= James Robert Gowen =

James Robert Gowen (1784–1862) was an amateur English botanist and horticulturist, who was secretary of the Royal Horticultural Society (RHS) from 1845 to 1850, treasurer until 1855, a landowner in the Wairau Valley in 1848, was still paying rates in Nelson in 1862 and was a director of the New Zealand Company from 1840 to 1854. He was a lay member of the Lunacy Commission from 1842 to 1844 and patron of the Nelson Agricultural and Horticultural Society in 1845.

The RHS lists 12 rhododendron varieties created by Gowen between 1826 and 1842 at Highclere Castle, on the Berkshire-Hampshire border, the home of the second Earl of Carnarvon, who was RHS Vice-President from 1829 to 1833. James Carton was head gardener at Highclere.

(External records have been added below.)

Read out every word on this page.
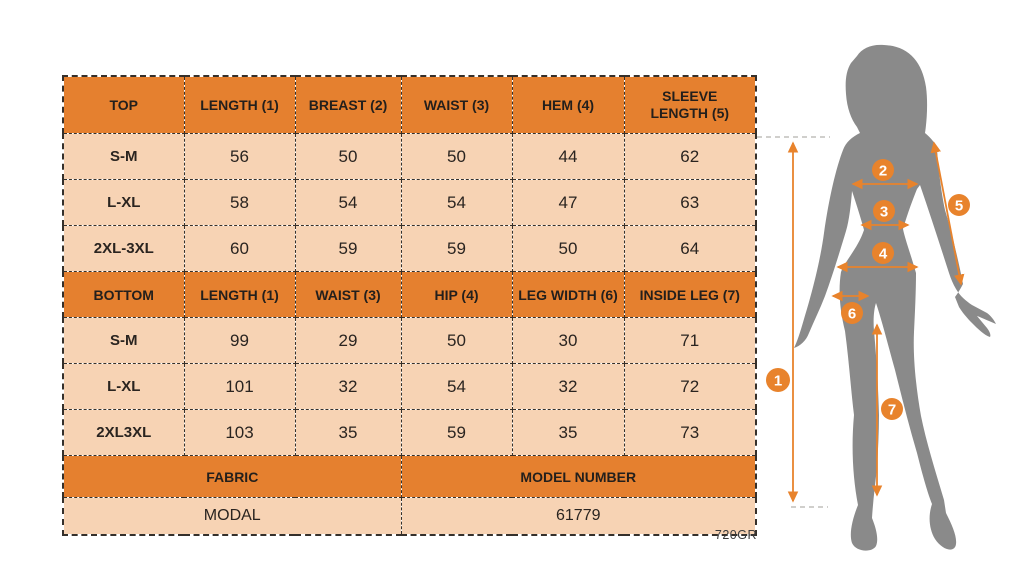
TOP	LENGTH (1)	BREAST (2)	WAIST (3)	HEM (4)	SLEEVE LENGTH (5)
S-M	56	50	50	44	62
L-XL	58	54	54	47	63
2XL-3XL	60	59	59	50	64
BOTTOM	LENGTH (1)	WAIST (3)	HIP (4)	LEG WIDTH (6)	INSIDE LEG (7)
S-M	99	29	50	30	71
L-XL	101	32	54	32	72
2XL3XL	103	35	59	35	73
FABRIC			MODEL NUMBER		
MODAL			61779		
720GR
1
2
3
4
5
6
7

At the request of Gowen, Carton's Rhododendron, a variety bred in 1825 was named after the gardener, by Professor John Lindley. In 1831 Lindley also named Govenia orchids after Gowen. Gowen Cypress, a Monterey conifer, was named after him by the RHS foreman, George Gordon, in 1849.

From about 1848 Gowen lived in London, until between 1856 and 1858, when he moved to Codrington Place, Western Road, Brighton. The 1851 Census recorded a James Robt Gowen, who was 65 years old, unmarried and born in Bath. The Times of 31 May 1862 had an announcement that he died in Brighton on 26 May, aged 78.